Sunday, September 02, 2007

Pass it on to others

Multimedia artist John Scott passed away at the age of 67 from pulmonary fibrosis .


A MacArthur fellow and a professor at Xavier University, his work was exhibited widely and he created large-scale public sculptures in Boston, Philadelphia, Kansas City, Atlanta, New Orleans and other cities.


Mr. Scott drove to Houston at 3:30 a.m. the day Katrina hit. His eight public-art works that dot the city, including a large, kinetic steel piece on the river survived the storm. "It has survived five or six hurricanes already," Mr. Scott said. "And it still looks the way it did when I made it." However, in a brazen act of post Katrina thievery we've all come to know, in December of 2006 thieves broke into an art studio in New Orleans and -- using a bolt cutter, hacksaw and hammer -- dismantled several of Mr. Scott's bronze sculptures, hauling the metal away.

The studio that Scott shared with artist Ron Bechet for 12 years was blasted by Katrina’s winds.
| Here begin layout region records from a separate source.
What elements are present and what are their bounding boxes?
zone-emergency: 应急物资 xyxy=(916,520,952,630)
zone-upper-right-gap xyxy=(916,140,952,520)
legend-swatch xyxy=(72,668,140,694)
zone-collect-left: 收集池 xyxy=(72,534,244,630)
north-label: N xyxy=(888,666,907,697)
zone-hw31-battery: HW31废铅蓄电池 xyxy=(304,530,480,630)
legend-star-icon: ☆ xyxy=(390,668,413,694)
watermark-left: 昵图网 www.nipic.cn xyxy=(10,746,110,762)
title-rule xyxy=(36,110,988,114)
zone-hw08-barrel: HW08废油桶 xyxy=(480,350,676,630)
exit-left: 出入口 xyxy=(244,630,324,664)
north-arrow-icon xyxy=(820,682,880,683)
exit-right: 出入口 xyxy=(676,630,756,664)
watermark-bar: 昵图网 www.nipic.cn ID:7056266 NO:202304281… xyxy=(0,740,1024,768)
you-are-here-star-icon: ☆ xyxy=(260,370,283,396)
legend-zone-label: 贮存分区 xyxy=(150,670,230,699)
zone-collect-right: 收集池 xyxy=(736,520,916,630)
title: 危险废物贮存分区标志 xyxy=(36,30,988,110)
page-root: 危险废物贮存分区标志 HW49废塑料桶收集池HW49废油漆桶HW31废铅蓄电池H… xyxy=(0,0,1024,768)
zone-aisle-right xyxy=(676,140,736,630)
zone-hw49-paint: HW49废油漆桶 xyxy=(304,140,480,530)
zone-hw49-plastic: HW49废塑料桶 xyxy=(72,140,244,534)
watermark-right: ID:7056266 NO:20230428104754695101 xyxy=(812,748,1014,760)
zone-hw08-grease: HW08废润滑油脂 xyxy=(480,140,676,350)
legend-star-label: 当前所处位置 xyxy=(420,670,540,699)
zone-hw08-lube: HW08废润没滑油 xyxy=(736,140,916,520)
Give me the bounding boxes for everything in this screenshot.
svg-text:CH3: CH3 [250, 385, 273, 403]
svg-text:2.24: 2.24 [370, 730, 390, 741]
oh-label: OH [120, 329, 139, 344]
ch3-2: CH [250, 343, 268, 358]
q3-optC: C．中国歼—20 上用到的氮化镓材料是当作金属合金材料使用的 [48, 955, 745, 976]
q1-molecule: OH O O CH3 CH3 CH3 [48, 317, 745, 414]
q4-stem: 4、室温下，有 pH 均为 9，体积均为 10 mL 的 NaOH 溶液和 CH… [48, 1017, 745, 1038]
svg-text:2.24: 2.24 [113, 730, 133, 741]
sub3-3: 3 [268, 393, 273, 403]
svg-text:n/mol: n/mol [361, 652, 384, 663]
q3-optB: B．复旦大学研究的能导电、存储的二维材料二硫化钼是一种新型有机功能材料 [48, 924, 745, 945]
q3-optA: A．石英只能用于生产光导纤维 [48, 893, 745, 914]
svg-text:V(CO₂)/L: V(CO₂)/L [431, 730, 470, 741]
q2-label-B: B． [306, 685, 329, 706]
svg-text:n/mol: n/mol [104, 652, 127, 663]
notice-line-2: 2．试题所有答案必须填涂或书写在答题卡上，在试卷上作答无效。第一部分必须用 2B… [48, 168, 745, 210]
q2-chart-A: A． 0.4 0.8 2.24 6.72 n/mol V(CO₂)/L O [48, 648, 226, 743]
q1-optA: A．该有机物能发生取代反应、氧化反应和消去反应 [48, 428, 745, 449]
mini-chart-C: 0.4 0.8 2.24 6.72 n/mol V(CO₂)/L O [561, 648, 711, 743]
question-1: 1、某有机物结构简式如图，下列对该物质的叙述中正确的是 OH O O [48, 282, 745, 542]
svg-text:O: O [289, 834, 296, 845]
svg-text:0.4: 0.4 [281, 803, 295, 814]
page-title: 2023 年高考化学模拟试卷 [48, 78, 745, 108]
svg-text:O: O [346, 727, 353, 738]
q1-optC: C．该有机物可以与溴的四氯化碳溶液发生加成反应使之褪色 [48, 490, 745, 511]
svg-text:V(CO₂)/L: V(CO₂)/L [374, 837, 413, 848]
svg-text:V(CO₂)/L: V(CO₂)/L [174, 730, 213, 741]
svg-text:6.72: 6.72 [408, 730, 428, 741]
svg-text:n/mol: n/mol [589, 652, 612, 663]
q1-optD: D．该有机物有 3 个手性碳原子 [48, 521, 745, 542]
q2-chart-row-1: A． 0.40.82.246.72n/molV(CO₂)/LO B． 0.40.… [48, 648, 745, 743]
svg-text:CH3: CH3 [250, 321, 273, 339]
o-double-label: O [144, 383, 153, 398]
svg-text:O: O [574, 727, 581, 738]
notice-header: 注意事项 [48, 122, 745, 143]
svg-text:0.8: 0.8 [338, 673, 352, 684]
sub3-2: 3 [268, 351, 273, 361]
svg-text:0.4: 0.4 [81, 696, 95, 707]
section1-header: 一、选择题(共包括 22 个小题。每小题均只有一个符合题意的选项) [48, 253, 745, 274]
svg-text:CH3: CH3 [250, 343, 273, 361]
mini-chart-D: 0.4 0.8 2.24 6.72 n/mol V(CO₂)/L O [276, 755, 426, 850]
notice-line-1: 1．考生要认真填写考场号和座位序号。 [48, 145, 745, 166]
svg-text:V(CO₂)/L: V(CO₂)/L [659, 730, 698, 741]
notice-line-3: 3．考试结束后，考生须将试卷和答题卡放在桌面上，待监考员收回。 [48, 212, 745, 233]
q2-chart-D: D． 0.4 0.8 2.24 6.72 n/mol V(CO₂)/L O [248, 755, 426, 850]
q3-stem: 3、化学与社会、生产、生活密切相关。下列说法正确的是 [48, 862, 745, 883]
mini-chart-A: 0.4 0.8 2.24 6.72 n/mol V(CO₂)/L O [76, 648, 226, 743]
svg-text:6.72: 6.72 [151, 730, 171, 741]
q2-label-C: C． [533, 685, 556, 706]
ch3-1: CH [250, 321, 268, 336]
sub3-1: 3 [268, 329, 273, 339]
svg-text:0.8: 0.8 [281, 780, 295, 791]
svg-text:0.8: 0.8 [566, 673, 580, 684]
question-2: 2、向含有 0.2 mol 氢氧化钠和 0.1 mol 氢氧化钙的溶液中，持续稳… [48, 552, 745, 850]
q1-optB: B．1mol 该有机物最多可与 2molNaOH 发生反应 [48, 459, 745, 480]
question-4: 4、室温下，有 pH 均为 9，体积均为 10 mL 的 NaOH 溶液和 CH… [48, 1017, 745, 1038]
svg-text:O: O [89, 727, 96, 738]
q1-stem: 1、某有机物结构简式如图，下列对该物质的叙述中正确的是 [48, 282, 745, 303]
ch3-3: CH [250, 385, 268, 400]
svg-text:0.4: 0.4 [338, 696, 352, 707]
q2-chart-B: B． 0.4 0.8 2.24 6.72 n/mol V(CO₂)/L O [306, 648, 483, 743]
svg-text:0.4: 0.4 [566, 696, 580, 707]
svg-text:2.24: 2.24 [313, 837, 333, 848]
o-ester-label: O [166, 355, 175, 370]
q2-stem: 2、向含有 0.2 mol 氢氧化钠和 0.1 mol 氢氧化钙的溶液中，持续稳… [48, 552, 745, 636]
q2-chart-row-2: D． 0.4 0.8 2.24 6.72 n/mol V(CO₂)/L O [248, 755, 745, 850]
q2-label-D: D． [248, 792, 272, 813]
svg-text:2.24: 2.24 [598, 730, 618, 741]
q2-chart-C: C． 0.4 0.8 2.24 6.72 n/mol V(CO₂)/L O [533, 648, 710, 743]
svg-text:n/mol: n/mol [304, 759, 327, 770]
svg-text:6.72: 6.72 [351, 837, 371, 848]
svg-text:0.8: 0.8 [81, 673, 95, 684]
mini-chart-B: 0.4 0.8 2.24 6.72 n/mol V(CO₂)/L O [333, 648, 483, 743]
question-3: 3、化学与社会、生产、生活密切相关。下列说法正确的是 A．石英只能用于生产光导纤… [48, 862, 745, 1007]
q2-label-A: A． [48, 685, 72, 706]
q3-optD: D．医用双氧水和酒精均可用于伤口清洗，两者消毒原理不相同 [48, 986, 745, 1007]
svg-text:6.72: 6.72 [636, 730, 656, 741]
Five feet of water flooded the ground floor studio, damaging innumerable works of art and ruining much of the heavy machinery used to make it.

A New Orleans native, Scott was born on a farm in Gentilly; his father was chauffeur to the owners, who used the farm to supply meat and produce for their restaurant, Kolb’s . When Scott was 7, his family moved to the Lower 9th Ward. His love of art may have started when his mother taught him to embroider. He graduated from Booker T. Washington High School in 1958 and began formal art studies.

Mr Scott was an unselfish artist and teacher. As a teacher, he only wanted for students to follow his tradition, of excellence.”

“He had a very famous admonition that all of us remember,” Xavier President Norman Francis said. “He didn’t want thanks. Just pass it on. Pass it on to others.”